Section 1031 Property Rollover Rules and Examples

Posted by Robert Cobean on Dec 22, 2021


Real estate investors often swap one property for another through 1031 exchanges. By completing exchanges, investors avoid generating a taxable event from the sale of their original properties.

Since investors are rolling over sale proceeds instead of cashing out their profits, the Internal Revenue Service allows exchangers to defer any capital gains incurred from the sale of their relinquished assets. There are some very strict rules and deadlines that have to be met in order to ensure a successful 1031 exchange. This article takes a deeper look into these important rules and also provides an example of a hypothetical exchange to help investors better understand how the process works and potential tax savings.

1031 Exchange Rules and Deadlines

A 1031 exchange occurs when real estate investors sell one investment property (the relinquished asset) and roll the proceeds over into a “like-kind” property (the replacement asset). By completing exchanges, investors can defer any capital gains liabilities on their profits. If you plan on selling an investment property and completing a 1031 exchange, you’ll have to file a Form 8824 in the year the exchange occurred. 

There’s no limit on the number of times you can roll over sale proceeds from a relinquished asset into a replacement asset. Theoretically, you can continue swapping investment properties until you pass, whereupon your beneficiaries will receive a one-time step-up in basis that could effectively negate any accumulated capital gains tax liabilities on your investments.

Exchanges follow a rigid structure, and there’s plenty of risk involved. Here are some of the primary rules exchangers must follow in order to complete a successful 1031 exchange:

  • Identify a like-kind asset within 45 days. You must target a replacement asset within 45 days from the close of sale on your relinquished property. You can identify as many as three properties depending on asset value. Under the 200-percent rule, you can identify unlimited properties provided their net value remains under 200 percent of your relinquished asset. Lastly, the 95-percent rule stipulates that you can identify more than three properties with a net value greater than 200 percent of your relinquished asset provided you acquire 95 percent of the net value of those assets.
  • 180 days to close. Once you have replacement assets identified, you must close on them within 180 days from the close of the sale.
  • Use of a Qualified Intermediary. This is a tremendously important rule. You must use a Qualified Intermediary (also called a QI or an exchange accommodator) to hold sale proceeds in escrow, acquire your replacement asset, and transfer title after the exchange is completed.
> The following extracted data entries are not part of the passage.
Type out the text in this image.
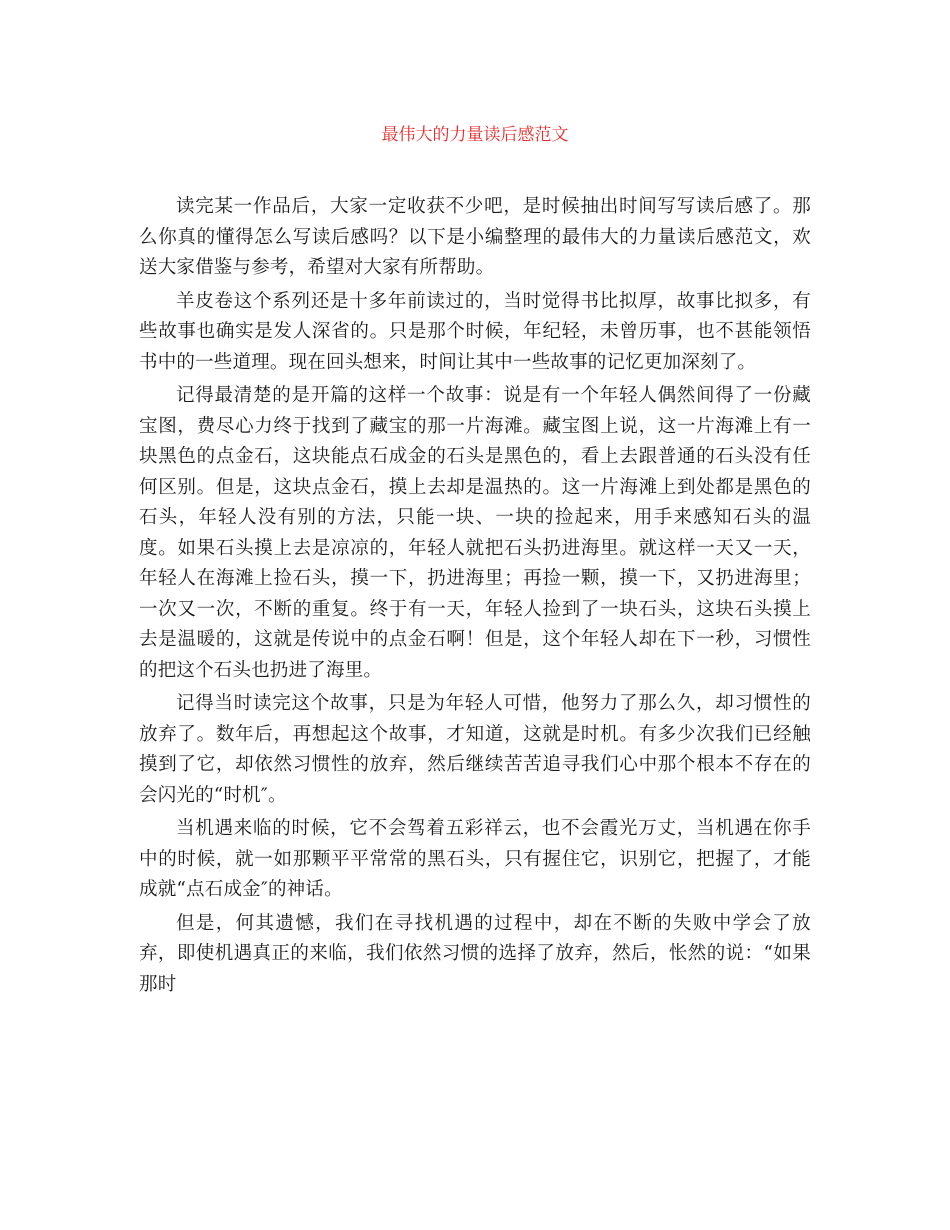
最伟大的力量读后感范文

读完某一作品后，大家一定收获不少吧，是时候抽出时间写写读后感了。那么你真的懂得怎么写读后感吗？以下是小编整理的最伟大的力量读后感范文，欢送大家借鉴与参考，希望对大家有所帮助。

羊皮卷这个系列还是十多年前读过的，当时觉得书比拟厚，故事比拟多，有些故事也确实是发人深省的。只是那个时候，年纪轻，未曾历事，也不甚能领悟书中的一些道理。现在回头想来，时间让其中一些故事的记忆更加深刻了。

记得最清楚的是开篇的这样一个故事：说是有一个年轻人偶然间得了一份藏宝图，费尽心力终于找到了藏宝的那一片海滩。藏宝图上说，这一片海滩上有一块黑色的点金石，这块能点石成金的石头是黑色的，看上去跟普通的石头没有任何区别。但是，这块点金石，摸上去却是温热的。这一片海滩上到处都是黑色的石头，年轻人没有别的方法，只能一块、一块的捡起来，用手来感知石头的温度。如果石头摸上去是凉凉的，年轻人就把石头扔进海里。就这样一天又一天，年轻人在海滩上捡石头，摸一下，扔进海里；再捡一颗，摸一下，又扔进海里；一次又一次，不断的重复。终于有一天，年轻人捡到了一块石头，这块石头摸上去是温暖的，这就是传说中的点金石啊！但是，这个年轻人却在下一秒，习惯性的把这个石头也扔进了海里。

记得当时读完这个故事，只是为年轻人可惜，他努力了那么久，却习惯性的放弃了。数年后，再想起这个故事，才知道，这就是时机。有多少次我们已经触摸到了它，却依然习惯性的放弃，然后继续苦苦追寻我们心中那个根本不存在的会闪光的“时机″。

当机遇来临的时候，它不会驾着五彩祥云，也不会霞光万丈，当机遇在你手中的时候，就一如那颗平平常常的黑石头，只有握住它，识别它，把握了，才能成就“点石成金″的神话。

但是，何其遗憾，我们在寻找机遇的过程中，却在不断的失败中学会了放弃，即使机遇真正的来临，我们依然习惯的选择了放弃，然后，怅然的说：“如果那时
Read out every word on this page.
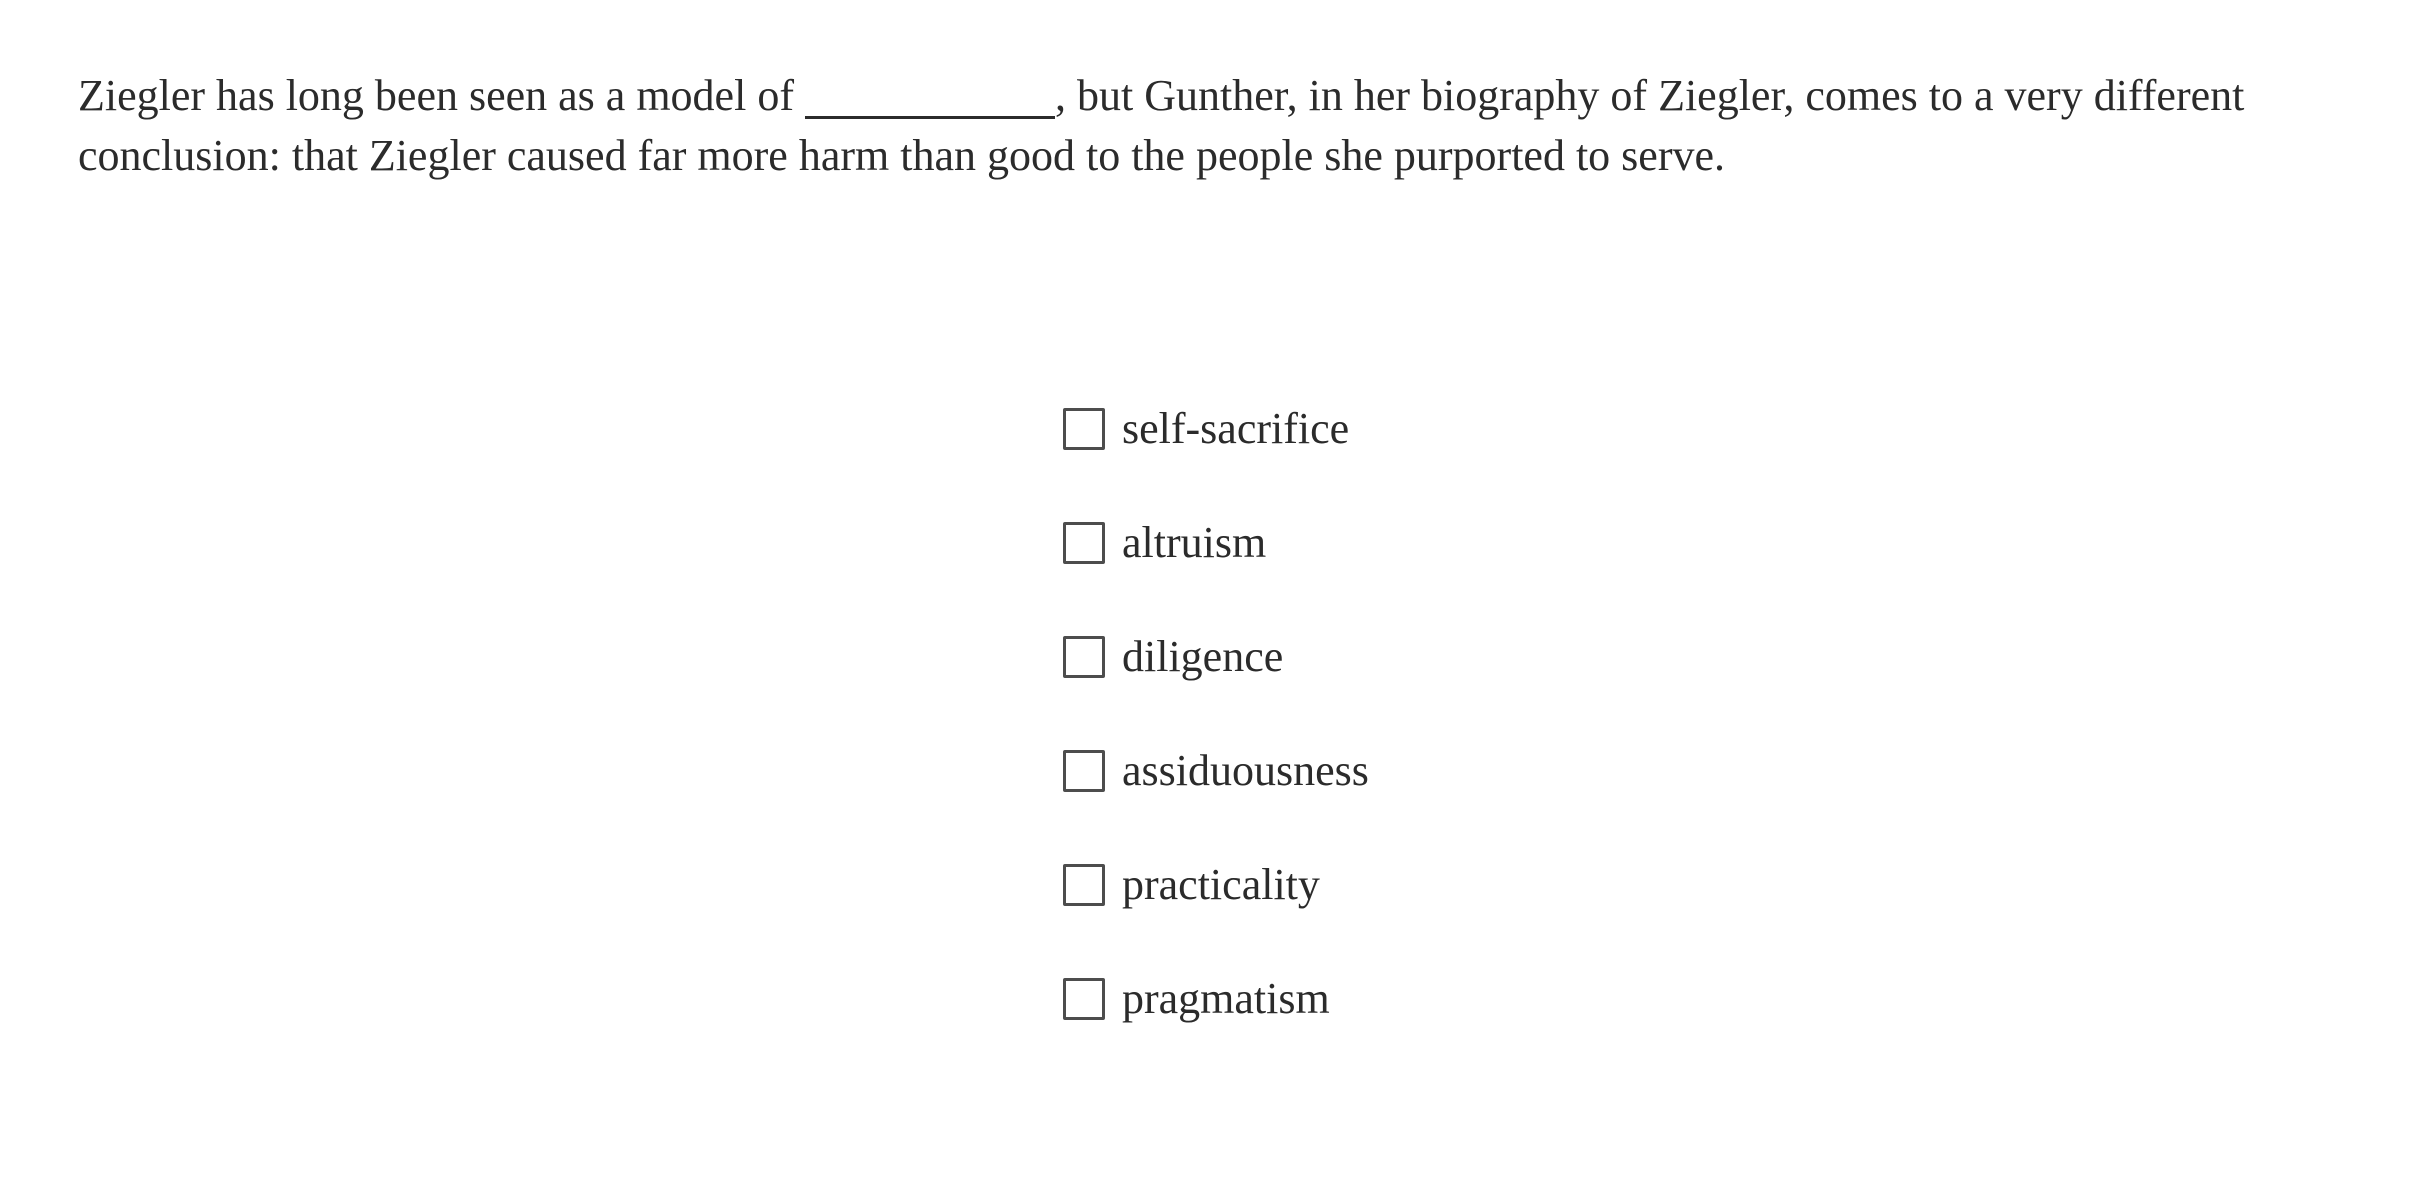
Ziegler has long been seen as a model of	, but Gunther, in her biography of Ziegler, comes to a very different conclusion: that Ziegler caused far more harm than good to the people she purported to serve.
self-sacrifice
altruism
diligence
assiduousness
practicality
pragmatism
Experienced accommodators prepare and execute all the documentation and tax forms necessary to complete your exchange. Oftentimes, it’s good to use a lawyer or accountant as a QI since they can provide important legal counsel -- but don’t use your own attorney or tax professional. Your 1031 exchange QI can’t have any personal relationship with you in the past two years.

Example of a 1031 Exchange

The exchange process is quite complicated and involves many moving parts. The example below is strictly for general reference -- individuals should consult with the appropriate tax and legal professionals to properly determine the full scope and outlook of their own exchanges.

Say you bought a duplex some years back for $1 million and you want to sell it for a profit. You can defer capital gains on those proceeds by completing a 1031 exchange.


Relinquished asset purchase price: $1 million

Capital improvements: $100,000

Depreciation: $100,000

Adjusted basis: $1,000,000

Sale price: $2 million

Expenses related to sale: $100,000

Net sale price: $1.9 million

Gain: $900,000

Depreciation recapture at 25 percent: $25,000

Capital gains tax at 20 percent: $165,000

Section 1411 Medicare Surtax at 3.8%: $34,200

Total tax liability: $219,200

Standard sale

Net proceeds: $1,900,000

Taxes due: $219,200

Reinvestment capital: $1,680,800

1031 Exchange

Net proceeds: $1,900,000

Taxes due: $0

Reinvestment capital: $1,900,000

You can see from this example how a tax-deferred exchange can preserve a larger sum of capital for reinvestment.

The Bottom Line

A 1031 exchange is a complicated real estate transaction. There are so many ways even seasoned real estate investors can get tripped up during the process that it’s a good idea to engage professional help for every step of the exchange. A successful 1031 exchange can preserve more of your wealth for investment, while a disqualified exchange can leave you with a hefty tax bill.

This material is for general information and educational purposes only. Information is based on data gathered from what we believe are reliable sources. It is not guaranteed as to accuracy, does not purport to be complete and is not intended to be used as a primary basis for investment decisions. It should also not be construed as advice meeting the particular investment needs of any investor. Realized does not provide tax or legal advice. This material is not a substitute for seeking the advice of a qualified professional for your individual situation. Costs associated with a 1031 transaction may impact investor’s returns and may outweigh the tax benefits. An unfavorable tax ruling may cancel deferral of capital gains and result in immediate tax liabilities.